【アメリカ合衆国】
日本の近代史を振り返ってみると、アメリカ合衆国(以下アメリカ)が日本の命運の大きな鍵を握った場面が二度ある。
一度目は数百年にわたって外国との交流を絶ってきた鎖国日本に対する、強引なまでの開国劇である。西暦1854年東インド艦隊司令長官ペリ−が浦賀に来航して以降、江戸幕府はアメリカとの間に日米和親条約、日米友好通商条約の締結とたてつづけに開国にともなう外交関係を結んだ。
アメリカはペリ−が来航したとき、いわゆる「黒船」とよばれる軍艦四隻を引き連れ、基本的に鎖国を固持しようとした徳川幕府に対し、武力を以ってむりやりに開国させた。その後日本は明治維新を経て、欧米諸国の支配下にあったアジア地域の植民地とは異なり富国強兵政策を掲げ近代国家建設に邁進し、結果東洋一の先進近代国家に成長したのである。
二度目は大東亜戦争終結後の、連合国による日本民主化のときである。連合国といっても実質的に、アメリカによる占領政策であったことは誰の目にも明らかであった。このときもアメリカは彼らの主観による、強引な政策を押しつけてきた。その中には農地改革、財閥解体など昭和維新に沿うものもあったが、現行憲法制定やいわゆる六・三・三教育制度の導入というような戦後日本の社会的荒廃の主たる元凶をなす政策が大部分であった。しかし、明治維新のときと同様、その後の日本は奇跡的ともいえる高度経済成長を成し遂げ、欧米に肩を並べる国に成長したのである。
二度にわたるアメリカのテコ入れによって、日本はその方向性を決定されたわけだが、二度ともアメリカにとって脅威をあたえる国になっていることに気づかれるであろう。確かに自分たちが助勢した国が、自国を脅かす国力をつけてきたら、対抗策を立てたくなる気持ちもわからなくはない。 しかし、それはあくまでもアメリカの論理であって、日本からみれば、むりやりに彼らの論理を押しつけ、民族としての意志を無視し、結果的に日本の社会的荒廃をもたらしておいて、いまさらのように批判されるいわれはない。それでは、まるで引き金を引かせておいて、その罪は行為者になすり付けるようなものである。何たる自己中心的思考、何たる悪辣な態度であろうか。

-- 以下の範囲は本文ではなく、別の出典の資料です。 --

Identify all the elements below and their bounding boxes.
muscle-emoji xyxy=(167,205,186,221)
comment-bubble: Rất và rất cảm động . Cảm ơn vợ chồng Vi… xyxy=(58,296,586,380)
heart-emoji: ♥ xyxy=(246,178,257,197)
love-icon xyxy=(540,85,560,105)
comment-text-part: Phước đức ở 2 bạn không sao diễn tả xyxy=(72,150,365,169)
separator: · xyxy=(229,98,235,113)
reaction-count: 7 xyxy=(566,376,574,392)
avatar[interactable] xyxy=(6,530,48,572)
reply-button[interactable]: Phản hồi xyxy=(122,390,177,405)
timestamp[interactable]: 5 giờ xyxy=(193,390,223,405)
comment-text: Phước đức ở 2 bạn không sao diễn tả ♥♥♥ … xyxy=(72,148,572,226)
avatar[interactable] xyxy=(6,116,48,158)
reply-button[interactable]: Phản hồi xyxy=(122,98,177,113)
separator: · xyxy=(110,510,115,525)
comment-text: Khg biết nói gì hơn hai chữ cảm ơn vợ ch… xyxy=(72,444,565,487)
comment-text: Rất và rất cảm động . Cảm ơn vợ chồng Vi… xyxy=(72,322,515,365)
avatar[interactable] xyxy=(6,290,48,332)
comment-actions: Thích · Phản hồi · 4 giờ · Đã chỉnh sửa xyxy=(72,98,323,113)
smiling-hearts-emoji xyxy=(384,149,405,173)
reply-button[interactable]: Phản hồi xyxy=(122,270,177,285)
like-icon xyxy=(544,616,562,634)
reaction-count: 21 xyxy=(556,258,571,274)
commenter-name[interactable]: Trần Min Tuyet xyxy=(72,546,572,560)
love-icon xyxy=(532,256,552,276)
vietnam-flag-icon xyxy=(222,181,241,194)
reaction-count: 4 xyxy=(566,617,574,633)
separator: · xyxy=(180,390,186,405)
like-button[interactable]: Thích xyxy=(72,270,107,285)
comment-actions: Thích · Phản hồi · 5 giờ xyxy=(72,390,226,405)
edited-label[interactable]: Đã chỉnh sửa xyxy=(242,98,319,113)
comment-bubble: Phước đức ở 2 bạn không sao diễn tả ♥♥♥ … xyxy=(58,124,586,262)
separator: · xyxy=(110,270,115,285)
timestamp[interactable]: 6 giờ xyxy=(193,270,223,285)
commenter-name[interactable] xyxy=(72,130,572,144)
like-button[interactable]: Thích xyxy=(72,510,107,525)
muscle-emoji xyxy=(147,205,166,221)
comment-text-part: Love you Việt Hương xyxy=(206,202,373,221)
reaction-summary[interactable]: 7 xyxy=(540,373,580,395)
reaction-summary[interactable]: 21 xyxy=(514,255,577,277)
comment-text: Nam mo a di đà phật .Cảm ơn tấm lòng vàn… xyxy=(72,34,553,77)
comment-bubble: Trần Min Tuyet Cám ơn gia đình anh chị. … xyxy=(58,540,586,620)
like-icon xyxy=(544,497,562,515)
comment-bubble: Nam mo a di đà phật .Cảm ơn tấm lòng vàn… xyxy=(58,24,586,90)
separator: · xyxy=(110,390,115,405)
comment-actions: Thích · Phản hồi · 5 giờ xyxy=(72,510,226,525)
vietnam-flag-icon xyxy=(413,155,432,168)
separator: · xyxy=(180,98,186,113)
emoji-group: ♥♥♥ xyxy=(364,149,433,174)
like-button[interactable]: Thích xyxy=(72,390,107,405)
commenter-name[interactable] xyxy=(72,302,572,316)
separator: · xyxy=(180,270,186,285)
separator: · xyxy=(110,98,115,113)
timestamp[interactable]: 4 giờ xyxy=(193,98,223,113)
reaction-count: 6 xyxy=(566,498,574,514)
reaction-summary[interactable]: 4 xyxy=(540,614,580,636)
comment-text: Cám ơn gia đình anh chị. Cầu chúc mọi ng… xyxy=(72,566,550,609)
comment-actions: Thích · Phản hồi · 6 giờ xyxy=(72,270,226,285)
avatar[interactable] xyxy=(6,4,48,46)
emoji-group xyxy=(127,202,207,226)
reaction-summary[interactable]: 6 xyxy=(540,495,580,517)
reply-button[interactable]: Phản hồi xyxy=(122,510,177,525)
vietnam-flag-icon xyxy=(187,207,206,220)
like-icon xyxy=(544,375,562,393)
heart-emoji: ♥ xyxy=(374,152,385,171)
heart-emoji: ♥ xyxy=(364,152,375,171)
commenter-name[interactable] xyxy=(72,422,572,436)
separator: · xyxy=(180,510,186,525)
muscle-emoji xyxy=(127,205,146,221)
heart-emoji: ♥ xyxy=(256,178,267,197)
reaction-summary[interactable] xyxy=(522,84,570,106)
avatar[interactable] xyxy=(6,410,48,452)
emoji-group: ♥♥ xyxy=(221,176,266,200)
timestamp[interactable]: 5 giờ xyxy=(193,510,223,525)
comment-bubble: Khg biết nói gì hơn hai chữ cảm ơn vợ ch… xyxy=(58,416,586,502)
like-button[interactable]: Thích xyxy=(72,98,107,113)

口では民主主義を唱えながら、自分たちの論理が通らなければ容赦なく相手を攻撃する。これがアメリカ合衆国の真の姿である。忘れてはならない!彼らの原理は「言論」ではなく「力」の論理であり、まさに帝国主義そのものであることを。 たとえば、西暦1983年。アメリカはカリブ海のグレナダという人口十一万人の国に侵攻した。86年にはテロへの報復としてリビアを爆撃。89年にはパナマへ派兵している。これらすべてが、アメリカの先制攻撃なのである。
アメリカは建国以来、幾度も戦争を経験しているので軍首脳部は非常に詳細な戦争計画を立て、軍・民間の死傷者シミュレーションを行い、それに従って具体的な戦略を整えている。
新ガイドラインはこのアメリカの戦略に沿って作成されており、日本はアメリカの国益のためにアメリカ軍を支援することになる。有事立法は独立国として当然ながら必要である。しかし、われわれはアメリカと対等な立場での軍事協力を求めており、このアメリカ中心の防衛構想には断固として反対する。